Tale pronuncia rimarca l’ambito di operatività dell’esercizio del potere di controllo da parte del datore di lavoro che, compete allo stesso insieme al potere direttivo e a quello sanzionatorio. Un potere che può essere ed è esercitato avendo per oggetto il corretto adempimento della prestazione lavorativa.
Se il datore di lavoro abbia notizia di condotte del dipendente che possano integrare non solo violazione dei doveri nascenti dal contratto, ma anche illeciti penali, è legittimato a incaricare un investigatore privato che li documenti, anche con video riprese, che potranno essere utilizzate come prova della giusta causa di recesso.
Lo Statuto dei lavoratori stabilisce il divieto di controllo occulto dell’attività svolta.

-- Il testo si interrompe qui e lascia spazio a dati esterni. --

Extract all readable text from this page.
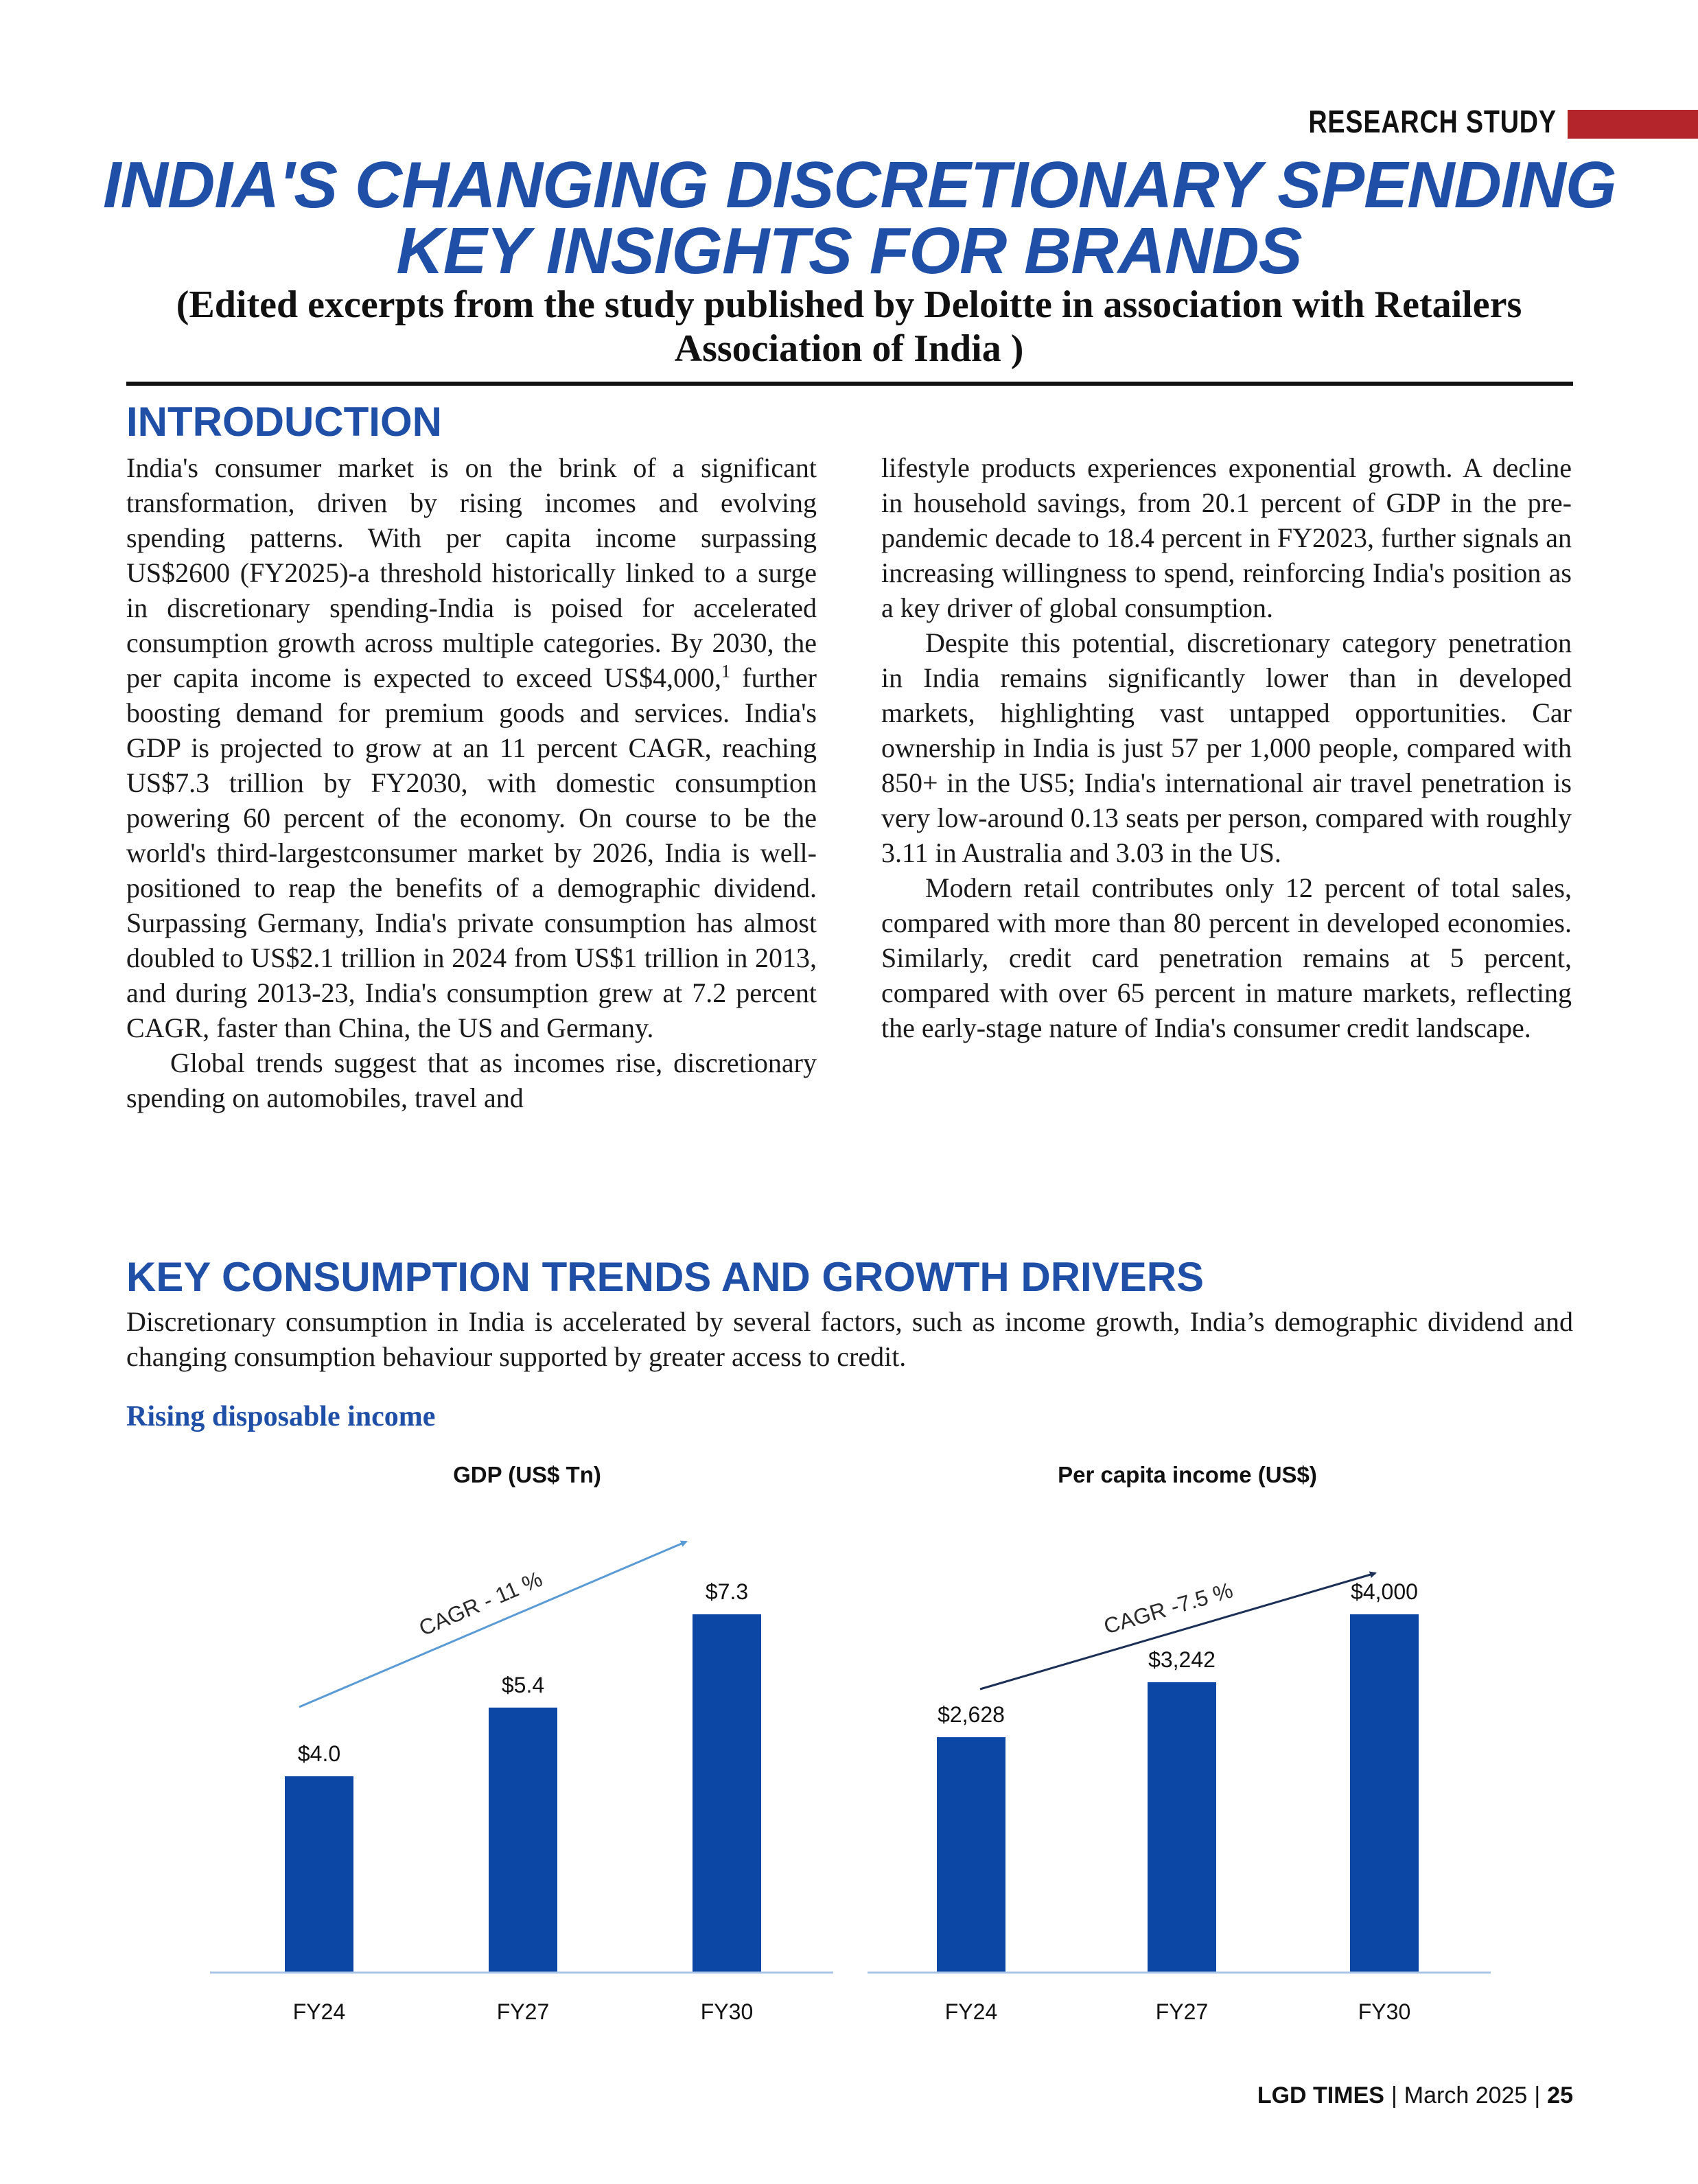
RESEARCH STUDY
INDIA'S CHANGING DISCRETIONARY SPENDING
KEY INSIGHTS FOR BRANDS
(Edited excerpts from the study published by Deloitte in association with Retailers Association of India )
INTRODUCTION

India's consumer market is on the brink of a significant transformation, driven by rising incomes and evolving spending patterns. With per capita income surpassing US$2600 (FY2025)-a threshold historically linked to a surge in discretionary spending-India is poised for accelerated consumption growth across multiple categories. By 2030, the per capita income is expected to exceed US$4,000,$^1$ further boosting demand for premium goods and services. India's GDP is projected to grow at an 11 percent CAGR, reaching US$7.3 trillion by FY2030, with domestic consumption powering 60 percent of the economy. On course to be the world's third-largestconsumer market by 2026, India is well-positioned to reap the benefits of a demographic dividend. Surpassing Germany, India's private consumption has almost doubled to US$2.1 trillion in 2024 from US$1 trillion in 2013, and during 2013-23, India's consumption grew at 7.2 percent CAGR, faster than China, the US and Germany.

Global trends suggest that as incomes rise, discretionary spending on automobiles, travel and

lifestyle products experiences exponential growth. A decline in household savings, from 20.1 percent of GDP in the pre-pandemic decade to 18.4 percent in FY2023, further signals an increasing willingness to spend, reinforcing India's position as a key driver of global consumption.

Despite this potential, discretionary category penetration in India remains significantly lower than in developed markets, highlighting vast untapped opportunities. Car ownership in India is just 57 per 1,000 people, compared with 850+ in the US5; India's international air travel penetration is very low-around 0.13 seats per person, compared with roughly 3.11 in Australia and 3.03 in the US.

Modern retail contributes only 12 percent of total sales, compared with more than 80 percent in developed economies. Similarly, credit card penetration remains at 5 percent, compared with over 65 percent in mature markets, reflecting the early-stage nature of India's consumer credit landscape.

KEY CONSUMPTION TRENDS AND GROWTH DRIVERS
Discretionary consumption in India is accelerated by several factors, such as income growth, India’s demographic dividend and changing consumption behaviour supported by greater access to credit.
Rising disposable income
GDP (US$ Tn)
$4.0
FY24
$5.4
FY27
$7.3
FY30
CAGR - 11 %
Per capita income (US$)
$2,628
FY24
$3,242
FY27
$4,000
FY30
CAGR -7.5 %
LGD TIMES | March 2025 | 25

Tuttavia tale divieto non opera al di fuori dei locali aziendali ove quindi è possibile ricorrere ad investigatori privati per verificare eventuali comportamenti che possano integrare condotte illecite di natura civile, amministrativa o penale e non solo violazione degli obblighi contrattualmente assunti (si pensi a un dipendente di una banca che pratica lo strozzinaggio o a un bidello che spaccia droga). La giurisprudenza ha ormai sdoganato le attività investigative private. Pertanto non è violazione della privacy dei lavoratori il pedinamento per produrre all’azienda le foto o i filmati con la prova di eventuali irregolarità.